Entre janeiro de 2003 e agosto de 2004, o Brasil esteve profundamente envolvido com a evolução da crise na Venezuela, originada com o golpe abortado contra o presidente Hugo Chávez, em 2002.

Já no período de transição, em meio a greves e locautes, que alimentavam os confrontos de rua, os dois presidentes, Fernando Henrique e Lula, mantiveram estreita coordenação com o objetivo de evitar uma conflagração de grandes proporções naquele país vizinho.

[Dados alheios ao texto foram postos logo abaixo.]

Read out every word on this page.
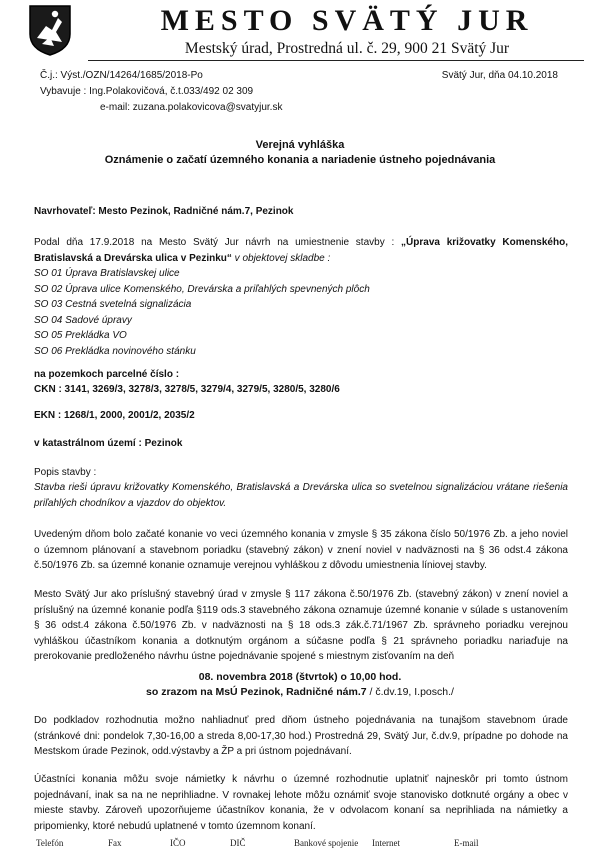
MESTO SVÄTÝ JUR
Mestský úrad, Prostredná ul. č. 29, 900 21 Svätý Jur
Č.j.: Výst./OZN/14264/1685/2018-Po
Vybavuje : Ing.Polakovičová, č.t.033/492 02 309
e-mail: zuzana.polakovicova@svatyjur.sk
Svätý Jur, dňa 04.10.2018
Verejná vyhláška
Oznámenie o začatí územného konania a nariadenie ústneho pojednávania
Navrhovateľ: Mesto Pezinok, Radničné nám.7, Pezinok
Podal dňa 17.9.2018 na Mesto Svätý Jur návrh na umiestnenie stavby : „Úprava križovatky Komenského, Bratislavská a Drevárska ulica v Pezinku“ v objektovej skladbe :
SO 01 Úprava Bratislavskej ulice
SO 02 Úprava ulice Komenského, Drevárska a priľahlých spevnených plôch
SO 03 Cestná svetelná signalizácia
SO 04 Sadové úpravy
SO 05 Prekládka VO
SO 06 Prekládka novinového stánku
na pozemkoch parcelné číslo :
CKN : 3141, 3269/3, 3278/3, 3278/5, 3279/4, 3279/5, 3280/5, 3280/6
EKN : 1268/1, 2000, 2001/2, 2035/2
v katastrálnom území : Pezinok
Popis stavby :
Stavba rieši úpravu križovatky Komenského, Bratislavská a Drevárska ulica so svetelnou signalizáciou vrátane riešenia priľahlých chodníkov a vjazdov do objektov.
Uvedeným dňom bolo začaté konanie vo veci územného konania v zmysle § 35 zákona číslo 50/1976 Zb. a jeho noviel o územnom plánovaní a stavebnom poriadku (stavebný zákon) v znení noviel v nadväznosti na § 36 odst.4 zákona č.50/1976 Zb. sa územné konanie oznamuje verejnou vyhláškou z dôvodu umiestnenia líniovej stavby.
Mesto Svätý Jur ako príslušný stavebný úrad v zmysle § 117 zákona č.50/1976 Zb. (stavebný zákon) v znení noviel a príslušný na územné konanie podľa §119 ods.3 stavebného zákona oznamuje územné konanie v súlade s ustanovením § 36 odst.4 zákona č.50/1976 Zb. v nadväznosti na § 18 ods.3 zák.č.71/1967 Zb. správneho poriadku verejnou vyhláškou účastníkom konania a dotknutým orgánom a súčasne podľa § 21 správneho poriadku nariaďuje na prerokovanie predloženého návrhu ústne pojednávanie spojené s miestnym zisťovaním na deň
08. novembra 2018 (štvrtok) o 10,00 hod.
so zrazom na MsÚ Pezinok, Radničné nám.7 / č.dv.19, I.posch./
Do podkladov rozhodnutia možno nahliadnuť pred dňom ústneho pojednávania na tunajšom stavebnom úrade (stránkové dni: pondelok 7,30-16,00 a streda 8,00-17,30 hod.) Prostredná 29, Svätý Jur, č.dv.9, prípadne po dohode na Mestskom úrade Pezinok, odd.výstavby a ŽP a pri ústnom pojednávaní.
Účastníci konania môžu svoje námietky k návrhu o územné rozhodnutie uplatniť najneskôr pri tomto ústnom pojednávaní, inak sa na ne neprihliadne. V rovnakej lehote môžu oznámiť svoje stanovisko dotknuté orgány a obec v mieste stavby. Zároveň upozorňujeme účastníkov konania, že v odvolacom konaní sa neprihliada na námietky a pripomienky, ktoré nebudú uplatnené v tomto územnom konaní.
Telefón	Fax	IČO	DIČ	Bankové spojenie Internet	E-mail
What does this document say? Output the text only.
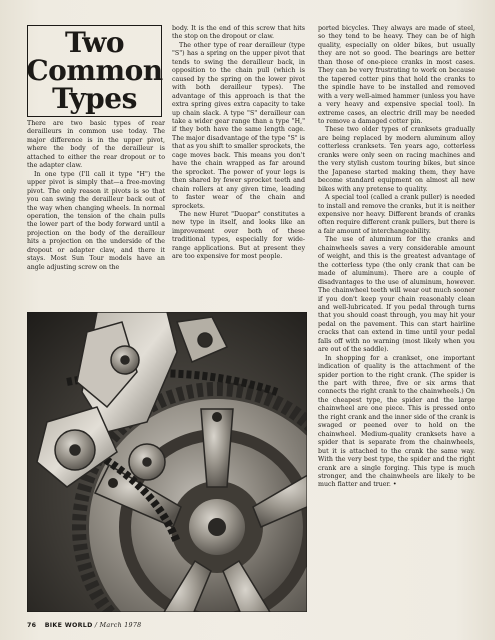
Two
Common
Types

There are two basic types of rear derailleurs in common use today. The major difference is in the upper pivot, where the body of the derailleur is attached to either the rear dropout or to the adapter claw.

In one type (I'll call it type "H") the upper pivot is simply that—a free-moving pivot. The only reason it pivots is so that you can swing the derailleur back out of the way when changing wheels. In normal operation, the tension of the chain pulls the lower part of the body forward until a projection on the body of the derailleur hits a projection on the underside of the dropout or adapter claw, and there it stays. Most Sun Tour models have an angle adjusting screw on the

body. It is the end of this screw that hits the stop on the dropout or claw.

The other type of rear derailleur (type "S") has a spring on the upper pivot that tends to swing the derailleur back, in opposition to the chain pull (which is caused by the spring on the lower pivot with both derailleur types). The advantage of this approach is that the extra spring gives extra capacity to take up chain slack. A type "S" derailleur can take a wider gear range than a type "H," if they both have the same length cage. The major disadvantage of the type "S" is that as you shift to smaller sprockets, the cage moves back. This means you don't have the chain wrapped as far around the sprocket. The power of your legs is then shared by fewer sprocket teeth and chain rollers at any given time, leading to faster wear of the chain and sprockets.

The new Huret "Duopar" constitutes a new type in itself, and looks like an improvement over both of these traditional types, especially for wide-range applications. But at present they are too expensive for most people.

ported bicycles. They always are made of steel, so they tend to be heavy. They can be of high quality, especially on older bikes, but usually they are not so good. The bearings are better than those of one-piece cranks in most cases. They can be very frustrating to work on because the tapered cotter pins that hold the cranks to the spindle have to be installed and removed with a very well-aimed hammer (unless you have a very heavy and expensive special tool). In extreme cases, an electric drill may be needed to remove a damaged cotter pin.

These two older types of cranksets gradually are being replaced by modern aluminum alloy cotterless cranksets. Ten years ago, cotterless cranks were only seen on racing machines and the very stylish custom touring bikes, but since the Japanese started making them, they have become standard equipment on almost all new bikes with any pretense to quality.

A special tool (called a crank puller) is needed to install and remove the cranks, but it is neither expensive nor heavy. Different brands of cranks often require different crank pullers, but there is a fair amount of interchangeability.

The use of aluminum for the cranks and chainwheels saves a very considerable amount of weight, and this is the greatest advantage of the cotterless type (the only crank that can be made of aluminum). There are a couple of disadvantages to the use of aluminum, however. The chainwheel teeth will wear out much sooner if you don't keep your chain reasonably clean and well-lubricated. If you pedal through turns that you should coast through, you may hit your pedal on the pavement. This can start hairline cracks that can extend in time until your pedal falls off with no warning (most likely when you are out of the saddle).

In shopping for a crankset, one important indication of quality is the attachment of the spider portion to the right crank. (The spider is the part with three, five or six arms that connects the right crank to the chainwheels.) On the cheapest type, the spider and the large chainwheel are one piece. This is pressed onto the right crank and the inner side of the crank is swaged or peened over to hold on the chainwheel. Medium-quality cranksets have a spider that is separate from the chainwheels, but it is attached to the crank the same way. With the very best type, the spider and the right crank are a single forging. This type is much stronger, and the chainwheels are likely to be much flatter and truer. •

76 BIKE WORLD / March 1978
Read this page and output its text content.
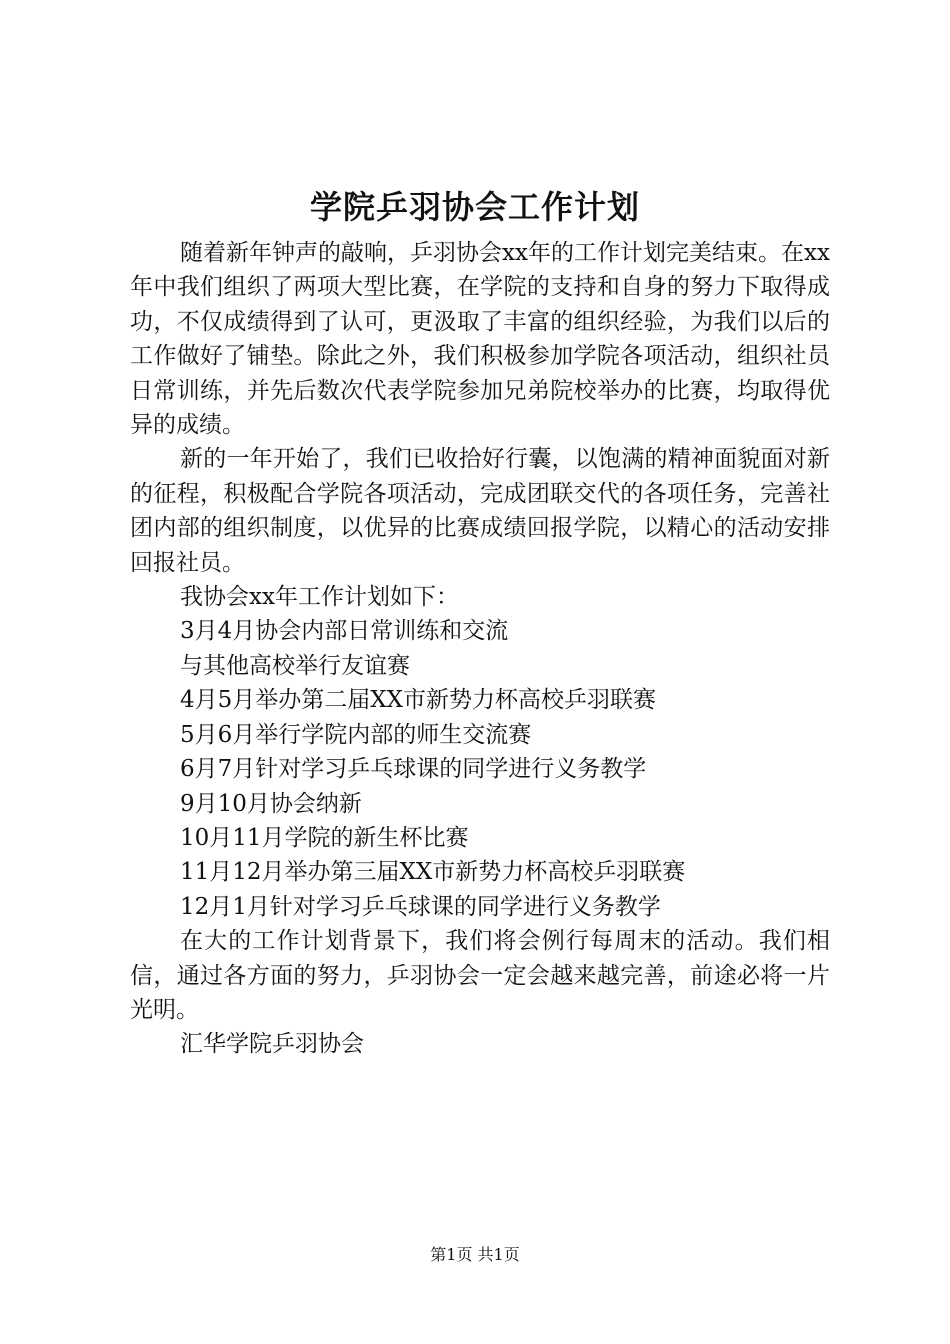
学院乒羽协会工作计划

随着新年钟声的敲响，乒羽协会xx年的工作计划完美结束。在xx年中我们组织了两项大型比赛，在学院的支持和自身的努力下取得成功，不仅成绩得到了认可，更汲取了丰富的组织经验，为我们以后的工作做好了铺垫。除此之外，我们积极参加学院各项活动，组织社员日常训练，并先后数次代表学院参加兄弟院校举办的比赛，均取得优异的成绩。

新的一年开始了，我们已收拾好行囊，以饱满的精神面貌面对新的征程，积极配合学院各项活动，完成团联交代的各项任务，完善社团内部的组织制度，以优异的比赛成绩回报学院，以精心的活动安排回报社员。

我协会xx年工作计划如下：

3月4月协会内部日常训练和交流

与其他高校举行友谊赛

4月5月举办第二届XX市新势力杯高校乒羽联赛

5月6月举行学院内部的师生交流赛

6月7月针对学习乒乓球课的同学进行义务教学

9月10月协会纳新

10月11月学院的新生杯比赛

11月12月举办第三届XX市新势力杯高校乒羽联赛

12月1月针对学习乒乓球课的同学进行义务教学

在大的工作计划背景下，我们将会例行每周末的活动。我们相信，通过各方面的努力，乒羽协会一定会越来越完善，前途必将一片光明。

汇华学院乒羽协会

第1页 共1页
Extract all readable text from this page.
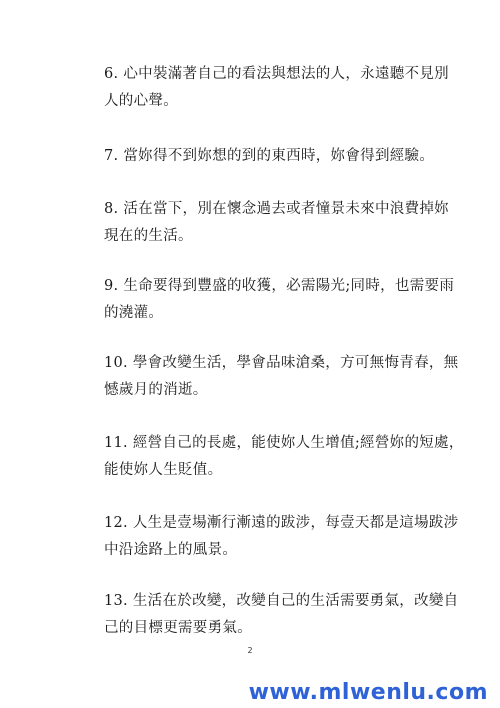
6. 心中裝滿著自己的看法與想法的人，永遠聽不見別
人的心聲。

7. 當妳得不到妳想的到的東西時，妳會得到經驗。

8. 活在當下，別在懷念過去或者憧景未來中浪費掉妳
現在的生活。

9. 生命要得到豐盛的收獲，必需陽光;同時，也需要雨
的澆灌。

10. 學會改變生活，學會品味滄桑，方可無悔青春，無
憾歲月的消逝。

11. 經營自己的長處，能使妳人生增值;經營妳的短處，
能使妳人生貶值。

12. 人生是壹場漸行漸遠的跋涉，每壹天都是這場跋涉
中沿途路上的風景。

13. 生活在於改變，改變自己的生活需要勇氣，改變自
己的目標更需要勇氣。

2
www.mlwenlu.com
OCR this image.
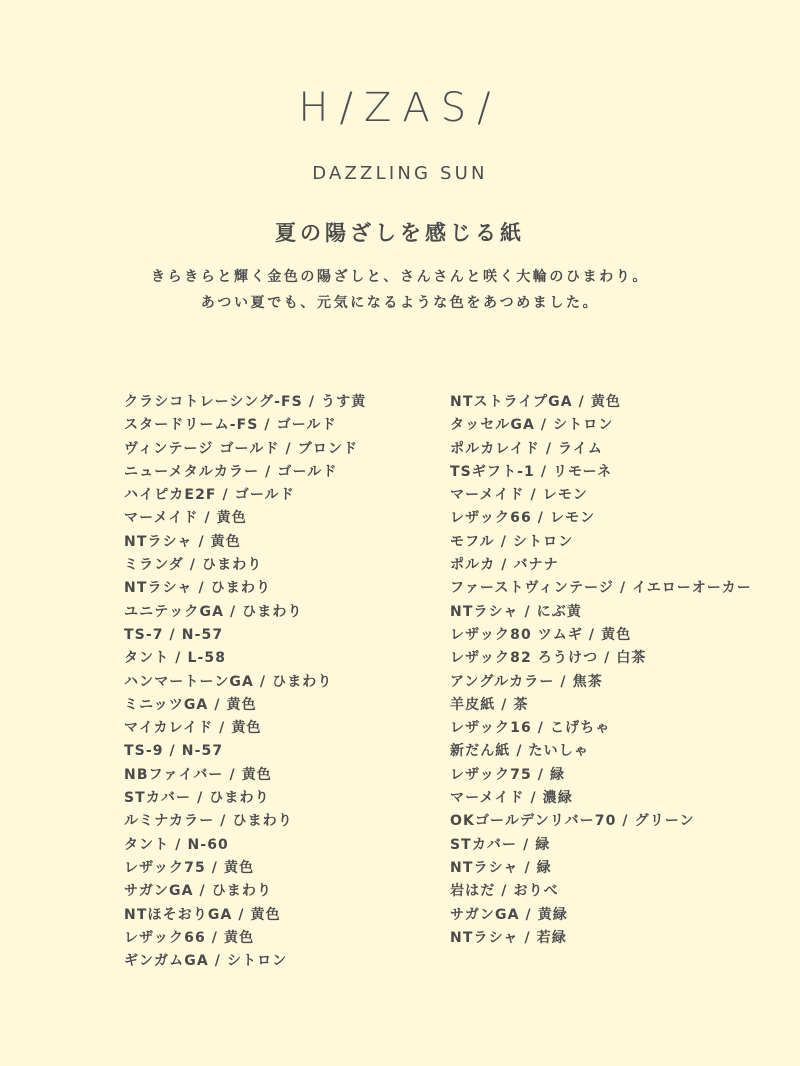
H/ZAS/
DAZZLING SUN
夏の陽ざしを感じる紙
きらきらと輝く金色の陽ざしと、さんさんと咲く大輪のひまわり。
あつい夏でも、元気になるような色をあつめました。
クラシコトレーシング-FS / うす黄
スタードリーム-FS / ゴールド
ヴィンテージ ゴールド / ブロンド
ニューメタルカラー / ゴールド
ハイピカE2F / ゴールド
マーメイド / 黄色
NTラシャ / 黄色
ミランダ / ひまわり
NTラシャ / ひまわり
ユニテックGA / ひまわり
TS-7 / N-57
タント / L-58
ハンマートーンGA / ひまわり
ミニッツGA / 黄色
マイカレイド / 黄色
TS-9 / N-57
NBファイバー / 黄色
STカバー / ひまわり
ルミナカラー / ひまわり
タント / N-60
レザック75 / 黄色
サガンGA / ひまわり
NTほそおりGA / 黄色
レザック66 / 黄色
ギンガムGA / シトロン
NTストライプGA / 黄色
タッセルGA / シトロン
ポルカレイド / ライム
TSギフト-1 / リモーネ
マーメイド / レモン
レザック66 / レモン
モフル / シトロン
ポルカ / バナナ
ファーストヴィンテージ / イエローオーカー
NTラシャ / にぶ黄
レザック80 ツムギ / 黄色
レザック82 ろうけつ / 白茶
アングルカラー / 焦茶
羊皮紙 / 茶
レザック16 / こげちゃ
新だん紙 / たいしゃ
レザック75 / 緑
マーメイド / 濃緑
OKゴールデンリバー70 / グリーン
STカバー / 緑
NTラシャ / 緑
岩はだ / おりべ
サガンGA / 黄緑
NTラシャ / 若緑
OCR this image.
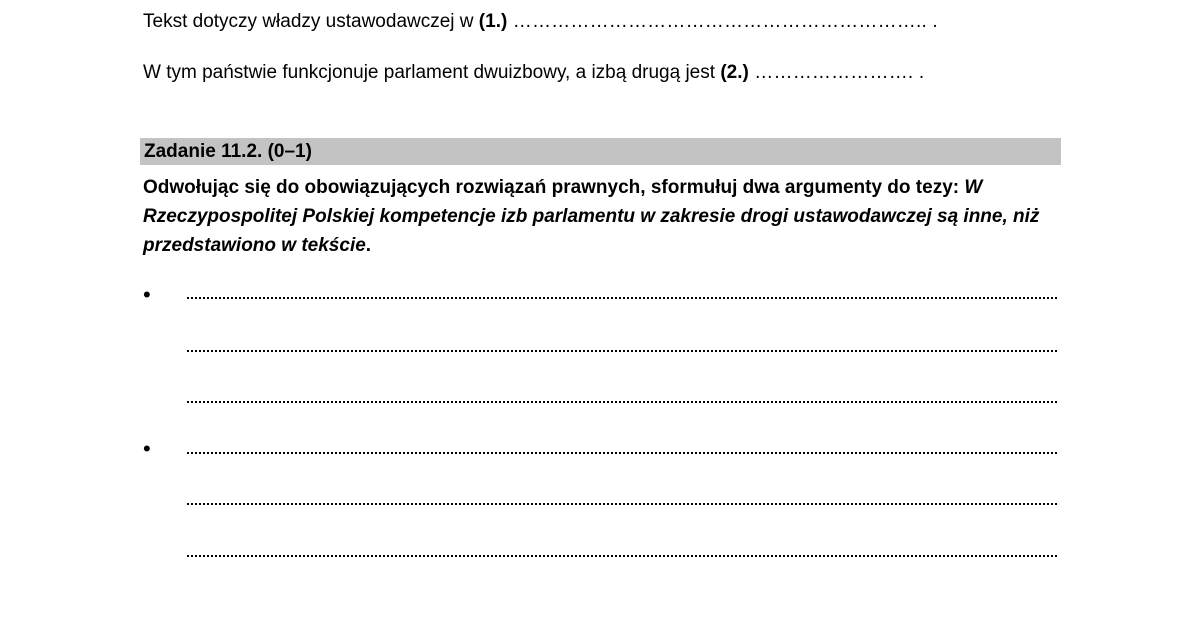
Tekst dotyczy władzy ustawodawczej w (1.) ……………………………………………………….. .
W tym państwie funkcjonuje parlament dwuizbowy, a izbą drugą jest (2.) ……………………. .
Zadanie 11.2. (0–1)
Odwołując się do obowiązujących rozwiązań prawnych, sformułuj dwa argumenty do tezy: W Rzeczypospolitej Polskiej kompetencje izb parlamentu w zakresie drogi ustawodawczej są inne, niż przedstawiono w tekście.
•
•
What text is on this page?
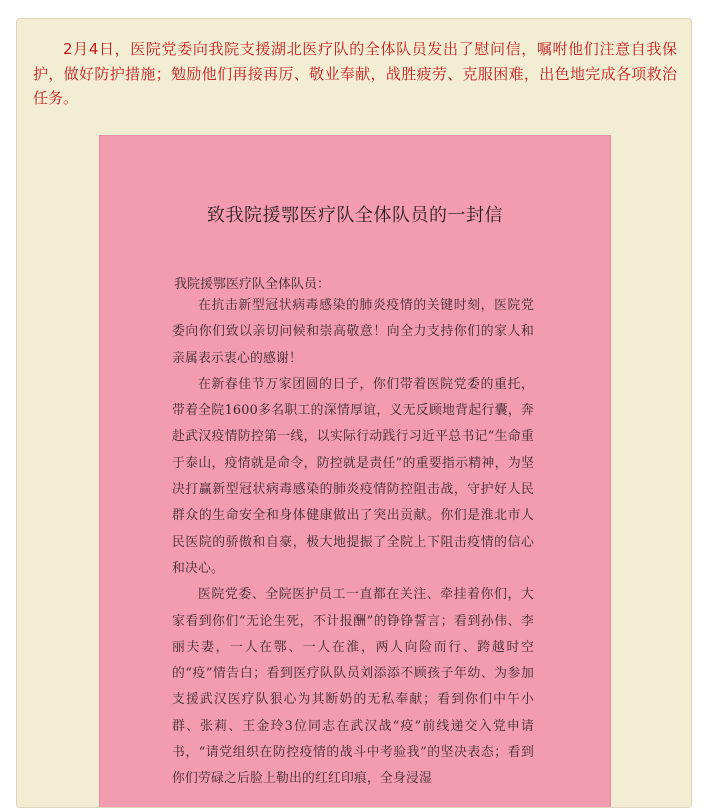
2月4日，医院党委向我院支援湖北医疗队的全体队员发出了慰问信，嘱咐他们注意自我保护，做好防护措施；勉励他们再接再厉、敬业奉献，战胜疲劳、克服困难，出色地完成各项救治任务。

致我院援鄂医疗队全体队员的一封信
我院援鄂医疗队全体队员：

在抗击新型冠状病毒感染的肺炎疫情的关键时刻，医院党委向你们致以亲切问候和崇高敬意！向全力支持你们的家人和亲属表示衷心的感谢！

在新春佳节万家团圆的日子，你们带着医院党委的重托，带着全院1600多名职工的深情厚谊，义无反顾地背起行囊，奔赴武汉疫情防控第一线，以实际行动践行习近平总书记“生命重于泰山，疫情就是命令，防控就是责任”的重要指示精神，为坚决打赢新型冠状病毒感染的肺炎疫情防控阻击战，守护好人民群众的生命安全和身体健康做出了突出贡献。你们是淮北市人民医院的骄傲和自豪，极大地提振了全院上下阻击疫情的信心和决心。

医院党委、全院医护员工一直都在关注、牵挂着你们，大家看到你们“无论生死，不计报酬”的铮铮誓言；看到孙伟、李丽夫妻，一人在鄂、一人在淮，两人向险而行、跨越时空的“疫”情告白；看到医疗队队员刘添添不顾孩子年幼、为参加支援武汉医疗队狠心为其断奶的无私奉献；看到你们中午小群、张莉、王金玲3位同志在武汉战“疫”前线递交入党申请书，“请党组织在防控疫情的战斗中考验我”的坚决表态；看到你们劳碌之后脸上勒出的红红印痕，全身浸湿
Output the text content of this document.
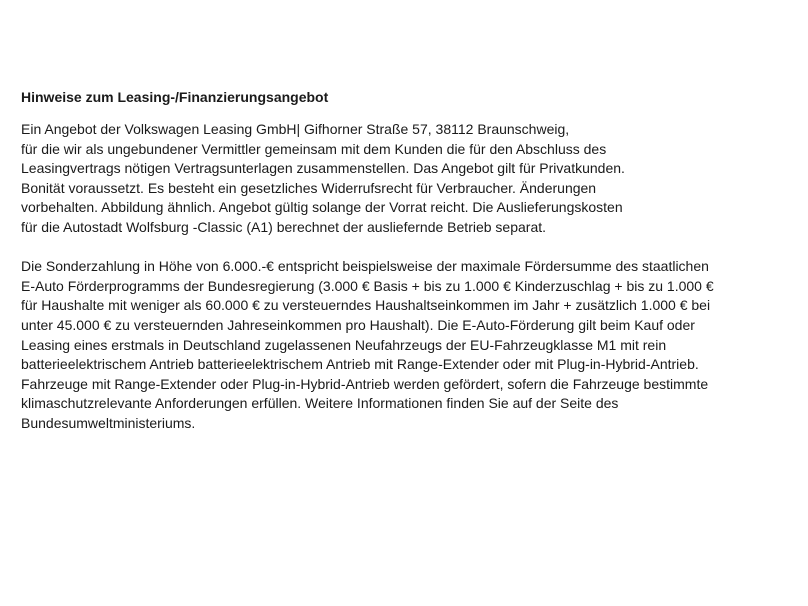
Hinweise zum Leasing-/Finanzierungsangebot

Ein Angebot der Volkswagen Leasing GmbH| Gifhorner Straße 57, 38112 Braunschweig,
für die wir als ungebundener Vermittler gemeinsam mit dem Kunden die für den Abschluss des
Leasingvertrags nötigen Vertragsunterlagen zusammenstellen. Das Angebot gilt für Privatkunden.
Bonität voraussetzt. Es besteht ein gesetzliches Widerrufsrecht für Verbraucher. Änderungen
vorbehalten. Abbildung ähnlich. Angebot gültig solange der Vorrat reicht. Die Auslieferungskosten
für die Autostadt Wolfsburg -Classic (A1) berechnet der ausliefernde Betrieb separat.

Die Sonderzahlung in Höhe von 6.000.-€ entspricht beispielsweise der maximale Fördersumme des staatlichen
E-Auto Förderprogramms der Bundesregierung (3.000 € Basis + bis zu 1.000 € Kinderzuschlag + bis zu 1.000 €
für Haushalte mit weniger als 60.000 € zu versteuerndes Haushaltseinkommen im Jahr + zusätzlich 1.000 € bei
unter 45.000 € zu versteuernden Jahreseinkommen pro Haushalt). Die E-Auto-Förderung gilt beim Kauf oder
Leasing eines erstmals in Deutschland zugelassenen Neufahrzeugs der EU-Fahrzeugklasse M1 mit rein
batterieelektrischem Antrieb batterieelektrischem Antrieb mit Range-Extender oder mit Plug-in-Hybrid-Antrieb.
Fahrzeuge mit Range-Extender oder Plug-in-Hybrid-Antrieb werden gefördert, sofern die Fahrzeuge bestimmte
klimaschutzrelevante Anforderungen erfüllen. Weitere Informationen finden Sie auf der Seite des
Bundesumweltministeriums.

Lula enviou a Caracas aquele que viria a ser assessor para assuntos internacionais, Marco Aurélio Garcia, com quem eu, já indicado para as Relações Exteriores, mantinha contato desde Londres. Nas primeiras semanas de governo, o Brasil tomou a iniciativa de propor a criação de um “grupo de amigos” que deveria ajudar o então secretário-geral da OEA, César Gaviria, na difícil tarefa de encontrar uma solução pacífica, democrática e pela via eleitoral para a crise venezuelana.

O “grupo de amigos” logo assumiu um papel central nos esforços de conciliação e apaziguamento da crise na Venezuela. A criação do grupo exigiu muita negociação, que envolveu isolar os elementos radicais de um lado e de outro. Afinal, durante um encontro de presidentes, por ocasião da posse de Lucio Gutiérrez como primeiro mandatário no Equador, a ideia foi aprovada, apesar das resistências.

Criado o grupo, este teve que se voltar para a situação interna na Venezuela, que caminhava para o impasse. Os opositores de Chávez, com algum apoio da OEA, pressionavam pela realização imediata de um plebiscito ou pela antecipação das eleições. Ambas as sugestões eram consideradas ilegais e inconstitucionais pelo governo venezuelano.

Hugo Chávez, entretanto, admitia outra solução, esta sim, prevista na Constituição venezuelana, que consistia na convocação de um “referendo revogatório”, desde que fossem respeitados os ritos e os prazos estabelecidos.

A grande questão que se colocava, em face da crise que opunha as duas correntes políticas (pró e antigoverno), de dimensões muito semelhantes, era a de garantir que o pleito tivesse credibilidade, não só interna, como externa, avalizando o trabalho do grupo de amigos e evitando o isolamento de Caracas.

Depois de um considerável esforço de persuasão, impulsionado pelo Brasil, Chávez terminou por aceitar a presença da OEA, cuja missão foi chefiada por um brasileiro, o embaixador Valter Pecly.

Em todo esse processo, desde a criação do grupo de amigos até a apuração dos votos no referendo, o papel do Centro Carter, cuja neutralidade estava acima de qualquer dúvida, foi fundamental. Mantivemos com seus integrantes, inclusive com seu fundador e presidente, Jimmy Carter, contato constante.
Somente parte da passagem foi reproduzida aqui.